Revealed on World Play Day, the LEGO Group have worked with artist Hebru Brantley to create a play installation in West Harlem.

The LEGO Group have never been shy about shouting to the world about the importance of play to children. And adults for that matter. And now, on their first World Play Day, celebrating the LEGO Group’s 90th anniversary, they have unveiled a new play park. Created in collaboration with artist Hebru Brantley the installation, in West Harlem, New York, is a vibrant, colourful area called Fly Away Isles.

The idea was sparked by a local non-profit youth organisation called The Brotherhood Sister Sol, or BroSis, and much of the inspiration for the play area came from the children who are part of the group.

The LEGO Group and Hebru Brantley worked closely with children from Brotherhood Sister Sol

“Play is fundamental to the wellbeing and happiness of the whole family – it changes lives and brings us closer together, but we know families today feel they don’t play enough. Children can make the most mundane moments playful and are full of amazing ideas for how to rebuild the world around us for the better. So, it felt only fitting for the brand’s 90th Anniversary that we put kids in the driver seat to help us inspire and bring more play into the world,” said Alero Akuya, VP of Global Brand at the LEGO Group. “We hope the awesome new playscape Hebru and the children have created here in Harlem inspires those of all ages to experience the creativity, imagination and joy of play.”

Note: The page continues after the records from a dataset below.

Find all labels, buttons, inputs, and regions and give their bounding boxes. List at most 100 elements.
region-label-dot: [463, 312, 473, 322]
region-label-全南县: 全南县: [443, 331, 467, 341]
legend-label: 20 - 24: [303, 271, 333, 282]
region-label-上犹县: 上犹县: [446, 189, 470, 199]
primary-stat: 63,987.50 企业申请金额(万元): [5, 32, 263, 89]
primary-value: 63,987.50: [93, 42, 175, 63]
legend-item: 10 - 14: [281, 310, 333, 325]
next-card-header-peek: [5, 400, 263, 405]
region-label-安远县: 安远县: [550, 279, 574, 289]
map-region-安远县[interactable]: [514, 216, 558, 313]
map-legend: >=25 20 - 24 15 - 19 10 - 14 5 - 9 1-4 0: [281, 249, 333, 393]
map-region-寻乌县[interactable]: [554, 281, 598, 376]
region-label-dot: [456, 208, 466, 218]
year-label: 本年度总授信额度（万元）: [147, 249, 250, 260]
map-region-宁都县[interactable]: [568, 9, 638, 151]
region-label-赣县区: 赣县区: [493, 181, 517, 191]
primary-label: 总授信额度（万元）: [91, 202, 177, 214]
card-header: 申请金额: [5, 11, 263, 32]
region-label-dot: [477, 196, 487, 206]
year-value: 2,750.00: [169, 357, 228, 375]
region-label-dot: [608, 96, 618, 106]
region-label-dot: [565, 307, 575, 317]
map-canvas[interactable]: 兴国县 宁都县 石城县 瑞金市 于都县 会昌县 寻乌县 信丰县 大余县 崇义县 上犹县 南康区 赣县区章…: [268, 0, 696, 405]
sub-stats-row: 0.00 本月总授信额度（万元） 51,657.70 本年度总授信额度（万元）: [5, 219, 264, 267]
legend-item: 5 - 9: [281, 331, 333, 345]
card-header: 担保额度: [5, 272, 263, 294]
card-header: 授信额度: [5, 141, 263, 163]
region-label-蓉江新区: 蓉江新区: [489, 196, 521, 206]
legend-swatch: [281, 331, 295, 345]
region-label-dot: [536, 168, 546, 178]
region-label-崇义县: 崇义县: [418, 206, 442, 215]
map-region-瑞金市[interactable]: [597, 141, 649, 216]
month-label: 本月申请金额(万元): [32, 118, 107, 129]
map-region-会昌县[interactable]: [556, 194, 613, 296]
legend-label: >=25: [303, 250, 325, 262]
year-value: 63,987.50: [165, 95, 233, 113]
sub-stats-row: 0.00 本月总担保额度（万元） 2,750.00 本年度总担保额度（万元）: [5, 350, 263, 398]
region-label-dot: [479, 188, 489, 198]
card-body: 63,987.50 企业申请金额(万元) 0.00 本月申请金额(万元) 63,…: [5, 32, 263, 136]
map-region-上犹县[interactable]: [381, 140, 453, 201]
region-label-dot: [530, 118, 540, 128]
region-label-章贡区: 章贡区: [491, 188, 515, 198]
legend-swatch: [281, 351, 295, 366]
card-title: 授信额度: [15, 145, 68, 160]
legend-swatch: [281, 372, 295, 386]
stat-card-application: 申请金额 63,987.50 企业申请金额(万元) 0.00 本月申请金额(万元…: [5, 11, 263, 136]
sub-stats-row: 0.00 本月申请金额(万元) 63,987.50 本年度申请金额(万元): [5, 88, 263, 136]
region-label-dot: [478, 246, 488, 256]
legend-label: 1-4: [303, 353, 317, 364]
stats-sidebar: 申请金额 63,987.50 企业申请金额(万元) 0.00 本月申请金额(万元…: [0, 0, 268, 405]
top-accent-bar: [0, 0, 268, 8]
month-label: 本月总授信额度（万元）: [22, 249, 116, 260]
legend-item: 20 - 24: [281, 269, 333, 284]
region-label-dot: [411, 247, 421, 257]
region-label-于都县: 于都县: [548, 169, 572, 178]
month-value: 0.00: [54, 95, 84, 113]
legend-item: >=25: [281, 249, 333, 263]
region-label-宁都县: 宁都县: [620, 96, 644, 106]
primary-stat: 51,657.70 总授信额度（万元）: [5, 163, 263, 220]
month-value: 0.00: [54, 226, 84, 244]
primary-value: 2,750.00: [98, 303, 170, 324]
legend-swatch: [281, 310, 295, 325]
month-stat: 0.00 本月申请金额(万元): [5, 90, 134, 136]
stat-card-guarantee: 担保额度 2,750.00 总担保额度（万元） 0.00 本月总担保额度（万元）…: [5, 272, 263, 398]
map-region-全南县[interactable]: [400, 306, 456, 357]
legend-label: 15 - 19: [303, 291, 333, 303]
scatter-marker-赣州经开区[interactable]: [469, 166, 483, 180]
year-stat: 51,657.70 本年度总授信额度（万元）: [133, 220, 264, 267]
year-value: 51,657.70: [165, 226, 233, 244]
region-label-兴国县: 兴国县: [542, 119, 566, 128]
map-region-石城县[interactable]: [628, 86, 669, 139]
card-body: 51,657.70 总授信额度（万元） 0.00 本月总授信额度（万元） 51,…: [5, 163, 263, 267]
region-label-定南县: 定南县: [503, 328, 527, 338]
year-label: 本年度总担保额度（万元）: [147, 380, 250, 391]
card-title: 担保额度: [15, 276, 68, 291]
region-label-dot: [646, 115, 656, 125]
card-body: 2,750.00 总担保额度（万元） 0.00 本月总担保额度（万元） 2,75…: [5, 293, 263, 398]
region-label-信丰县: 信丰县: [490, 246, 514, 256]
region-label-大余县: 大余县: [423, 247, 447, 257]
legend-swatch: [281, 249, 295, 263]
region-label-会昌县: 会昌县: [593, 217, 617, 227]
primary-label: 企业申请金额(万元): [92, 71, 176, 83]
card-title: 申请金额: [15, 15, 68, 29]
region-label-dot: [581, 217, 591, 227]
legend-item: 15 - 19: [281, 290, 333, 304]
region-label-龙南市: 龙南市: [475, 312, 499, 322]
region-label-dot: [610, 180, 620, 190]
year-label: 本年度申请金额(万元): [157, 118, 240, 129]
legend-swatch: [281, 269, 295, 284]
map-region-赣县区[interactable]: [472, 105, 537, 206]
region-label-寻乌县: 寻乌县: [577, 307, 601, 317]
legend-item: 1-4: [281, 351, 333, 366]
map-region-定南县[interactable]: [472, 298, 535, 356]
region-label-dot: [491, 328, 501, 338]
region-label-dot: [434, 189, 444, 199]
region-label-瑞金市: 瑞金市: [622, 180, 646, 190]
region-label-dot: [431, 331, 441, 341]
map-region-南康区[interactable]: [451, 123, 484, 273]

Hebru Brantley and children from BroSis in the new play space they designed with the LEGO Group for the community of West Harlem 12

Speaking about Fly Away Isles, Hebru commented: “My work often explores stories about the world I grew up in, so meeting the children from BroSis and hearing their vision for the world we live in now had a profound impact on the design of this play space. I wanted to create something that offered the local community a chance to come together regardless of their background or culture, leave the pressures of the busy world we live in behind and explore what the work looks like through the optimistic eyes of children.”

The park is situated in Johnny Hartman Plaza between West 143rd and West 144th Streets, and will be open to the public until 5th November 2022.